On the surface LinkedIn’s valuation doesn’t look so bad – 4.5X sales, 3.1X book value – given the industry and growth rate, these multiple valuations aren’t so bad. However, when we get to the bottomline, it distorts the shareholders actual value. Below is my DCF for LinkedIn which uses a 10% discount rate and 5% terminal growth rate. I believe the growth projections are fair, however LinkedIn’s ability to produce positive FCF before 2021 can be possible depending on their operating margin and capital expenditures. But for the model, I am assuming FCF takes off after 2020.
As you can see, I’m valuing LinkedIn’s equity at approximately $10.4 billion, which is 22% below its current market capitalization of $13.25 billion. This represents a price of $78.87 per share. It seems to me as if LinkedIn stock is priced above its realistic growth rate. If the company was able to maintain its historic growth rate then the valuation can be more reasonable, however as growth has slowed the stock price has dropped.
And that is why the LinkedIn stock might look cheap from a sales or book value multiple. If the company can sustain a strong growth rate then 4.5X sales isn’t so bad, however sustaining a growth rate in the low-mid double digits isn’t cheap and that is the reason why I don’t see the same value in LinkedIn stock today.

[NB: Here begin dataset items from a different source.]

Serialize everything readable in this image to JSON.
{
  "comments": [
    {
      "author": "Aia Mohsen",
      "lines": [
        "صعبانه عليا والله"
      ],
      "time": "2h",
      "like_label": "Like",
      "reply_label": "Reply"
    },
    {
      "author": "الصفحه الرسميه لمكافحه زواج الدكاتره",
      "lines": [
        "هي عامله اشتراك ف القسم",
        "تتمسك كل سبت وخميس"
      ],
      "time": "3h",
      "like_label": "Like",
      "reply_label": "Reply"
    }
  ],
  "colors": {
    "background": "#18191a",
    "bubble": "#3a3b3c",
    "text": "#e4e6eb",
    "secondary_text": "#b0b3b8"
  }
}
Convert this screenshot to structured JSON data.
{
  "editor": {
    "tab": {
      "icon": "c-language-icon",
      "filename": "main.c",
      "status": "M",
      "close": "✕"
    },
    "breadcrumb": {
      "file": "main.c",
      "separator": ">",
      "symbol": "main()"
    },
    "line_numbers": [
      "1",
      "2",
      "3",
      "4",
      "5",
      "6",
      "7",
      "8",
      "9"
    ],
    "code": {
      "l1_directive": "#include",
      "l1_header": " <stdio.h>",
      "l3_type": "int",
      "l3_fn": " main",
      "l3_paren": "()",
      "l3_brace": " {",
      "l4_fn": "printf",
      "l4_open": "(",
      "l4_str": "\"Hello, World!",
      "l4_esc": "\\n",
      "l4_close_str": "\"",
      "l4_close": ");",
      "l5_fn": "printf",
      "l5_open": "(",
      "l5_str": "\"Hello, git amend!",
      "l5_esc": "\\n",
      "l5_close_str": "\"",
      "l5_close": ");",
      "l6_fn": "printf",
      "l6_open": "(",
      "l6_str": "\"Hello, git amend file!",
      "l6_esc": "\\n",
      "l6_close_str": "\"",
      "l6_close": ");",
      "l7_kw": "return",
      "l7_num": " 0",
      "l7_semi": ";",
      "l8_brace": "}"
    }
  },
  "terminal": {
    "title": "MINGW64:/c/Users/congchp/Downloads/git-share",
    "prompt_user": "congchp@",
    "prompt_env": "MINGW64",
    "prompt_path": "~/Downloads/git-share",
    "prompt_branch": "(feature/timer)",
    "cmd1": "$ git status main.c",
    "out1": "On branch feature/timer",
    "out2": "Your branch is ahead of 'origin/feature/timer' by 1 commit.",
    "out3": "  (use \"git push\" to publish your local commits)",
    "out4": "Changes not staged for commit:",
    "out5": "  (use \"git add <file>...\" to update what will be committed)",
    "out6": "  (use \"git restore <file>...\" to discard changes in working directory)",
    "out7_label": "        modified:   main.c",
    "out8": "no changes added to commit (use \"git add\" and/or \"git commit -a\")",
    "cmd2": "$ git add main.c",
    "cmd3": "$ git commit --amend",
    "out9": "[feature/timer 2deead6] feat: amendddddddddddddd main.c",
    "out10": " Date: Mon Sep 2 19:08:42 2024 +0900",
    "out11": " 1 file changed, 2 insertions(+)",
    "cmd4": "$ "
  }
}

The $11 billion of LinkedIn’s market cap which was lost in a week may not be the bottom. We’ve seen Wall Street come to the realization of inflated valuations of internet companies before, and that is what I believe happened with LinkedIn. LinkedIn stock was trading above its intrinsic value when it was turning positive earnings with a PE of 900, and it’s doing the same thing now, however, it has come further down to reality. The balance between topline and bottomline growth over the next few years will give us more insight into LinkedIn’s future, but I would stay away from LinkedIn stock until it drops to $78-79 per share and re-evaluate it then.